Baltimore Police Detective Harry Edgerton figured the real target was the younger kid, a 17-year-old street dealer by the name of Dashawn Powell. Five shots fired point-blank into his head and neck suggested that much. The older victim, Kelvin Thompson, was probably an afterthought, shot because he shared a stoop with Powell that night.
A veteran of the homicide unit, Detective Edgerton knew that much after an hour's work. A day or two in the neighborhood, and he thought he had the motive: Dashawn had taken 50 bags of dope on consignment from the New Yorkers working the Hollins Street corners. The teen-ager was supposed to sell the drugs for $10 a bag, keeping $50 and returning $450, but he turned in nothing.
By the end of the week, Detective Edgerton had three street names for the shooters -- "Peanut," "Soup" and "Caviar." Checking the Baltimore police computer, he even found arrest sheets for Peanut under five aliases, as well as two FBI fingerprint cards under different names.

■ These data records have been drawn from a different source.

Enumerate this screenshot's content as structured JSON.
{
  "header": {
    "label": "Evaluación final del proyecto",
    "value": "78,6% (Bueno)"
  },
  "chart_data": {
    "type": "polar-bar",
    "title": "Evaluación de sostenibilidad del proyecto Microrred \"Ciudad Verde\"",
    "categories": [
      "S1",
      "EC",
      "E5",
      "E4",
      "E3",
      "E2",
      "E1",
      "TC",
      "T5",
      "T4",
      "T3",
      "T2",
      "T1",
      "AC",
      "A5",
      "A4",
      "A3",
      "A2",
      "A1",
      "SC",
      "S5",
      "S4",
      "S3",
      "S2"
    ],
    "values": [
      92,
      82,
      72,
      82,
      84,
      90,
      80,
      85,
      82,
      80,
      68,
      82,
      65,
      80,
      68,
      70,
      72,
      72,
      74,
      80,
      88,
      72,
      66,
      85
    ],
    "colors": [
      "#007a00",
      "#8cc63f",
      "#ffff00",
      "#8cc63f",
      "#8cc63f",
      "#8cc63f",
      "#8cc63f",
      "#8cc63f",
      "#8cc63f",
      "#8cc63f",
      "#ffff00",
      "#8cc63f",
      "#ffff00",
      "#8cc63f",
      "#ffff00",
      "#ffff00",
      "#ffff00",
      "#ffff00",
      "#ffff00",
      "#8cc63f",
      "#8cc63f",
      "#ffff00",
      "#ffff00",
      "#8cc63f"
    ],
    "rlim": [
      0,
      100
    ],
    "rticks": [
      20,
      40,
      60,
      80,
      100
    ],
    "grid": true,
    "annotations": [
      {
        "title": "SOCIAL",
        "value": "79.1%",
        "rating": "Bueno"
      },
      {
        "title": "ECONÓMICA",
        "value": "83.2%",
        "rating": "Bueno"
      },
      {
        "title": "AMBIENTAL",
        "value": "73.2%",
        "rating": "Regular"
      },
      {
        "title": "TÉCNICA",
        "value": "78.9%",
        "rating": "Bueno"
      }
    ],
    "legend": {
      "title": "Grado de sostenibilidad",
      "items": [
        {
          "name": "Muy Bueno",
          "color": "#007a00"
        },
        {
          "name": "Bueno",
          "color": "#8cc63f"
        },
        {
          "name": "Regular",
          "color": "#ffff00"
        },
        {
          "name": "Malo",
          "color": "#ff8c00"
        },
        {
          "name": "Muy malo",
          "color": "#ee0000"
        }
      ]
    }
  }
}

The detective typed up an arrest warrant and began checking the Baltimore corners now dominated by New Yorkers -- Monroe and Fayette, Boyd and Pulaski, Pulaski and Hollins. Nothing on the west side. Detective Edgerton went east to Ashland over by Hopkins Hospital, to Federal and Rutland. No Peanut. Word came that the kid might be back in the Bronx, but May became June with no sign of him. And the other two -- Soup and Caviar -- were still nicknames in a case file.
That's the way it is with the New York Boys, as they're known to both local dealers and police. They come to Baltimore, deal some coke, do a murder, and then they're gone -- back to New York, on to Philly, or maybe even across town to some other neighborhood where they're not known. It's a Baltimore detective's latest nightmare.
Since spring, city police have investigated at least 11 murders involving suspected New York drug traffickers -- nine of them with New York victims, two in which local men were killed. Seven of those murders have been cleared by arrest, but detectives note that New York traffickers are suspected in several other unsolved slayings as well.
The growing numbers of New Yorkers on local corners have made the city's drug trade more complicated and more transient, and its violence harder to police. And the New Yorkers are settling in: Where once those who came to Baltimore were independents, content to come south on the Amtrak or the Greyhound with a single package, now they're working in well-schooled groups, setting up permanent shops in the city drug markets.
Economics has driven the trend. Since 1984, say narcotics detectives, heroin that no longer commanded top dollar in cocaine-laden New York still brought good money in Baltimore, with its estimated 20,000 addicts. New Yorkers could undercut local dealers with a stronger product, and now, with crack cocaine finally gaining here, they're feeding that demand as well.
Ashland Avenue just north of the Johns Hopkins Hospital is so thick with migrant dopers that it's known to police as Little Bronx. Likewise, the drug corners of Southwest Baltimore are packed with New Yorkers most every night. The same is true in Yale Heights, in Cherry Hill, in Barclay off Greenmount Avenue.
"When you talk to people from New York, they'll tell you that Baltimore is a safe haven," says city narcotics Detective Edward Fox, who is currently involved in a federal probe of one of the
New York drug rings. "If you're wanted on a warrant in New York, you get sent to Baltimore."
Detective Edgerton, who has been searching the drug markets for more than five months for his three murder suspects, estimates that 1,500 to 2,000 New Yorkers are working in Baltimore's drug trade. Other investigators offer higher numbers, but they acknowledge that there is no way to get an accurate count.
"They don't want you to know they're from New York," says Detective Fox. "You drive around and it's the Baltimore dealers that yell 'Five-Oh' and eye you. The New York Boys just look away. They're low-profile."
At the same time, street-level detectives and officers -- as well as some prosecutors -- criticize the city Police Department for failing to respond to a threat they say was known to the department leadership as early as 1985.
"You just couldn't get anyone over there interested," said Stephen May, a former city prosecutor who tried unsuccessfully to get city police to pursue a probe of known New York traffickers. "As far as the people in authority were concerned, there wasn't any problem."
Local drug traffickers beg to differ.
"I'd say that you've got several hundred New York Boys working out in that Southwest area alone," said Donald Nelson, a local narcotics figure now serving a federal drug sentence in an
out-of-state witness protection facility. "That's really been their stronghold."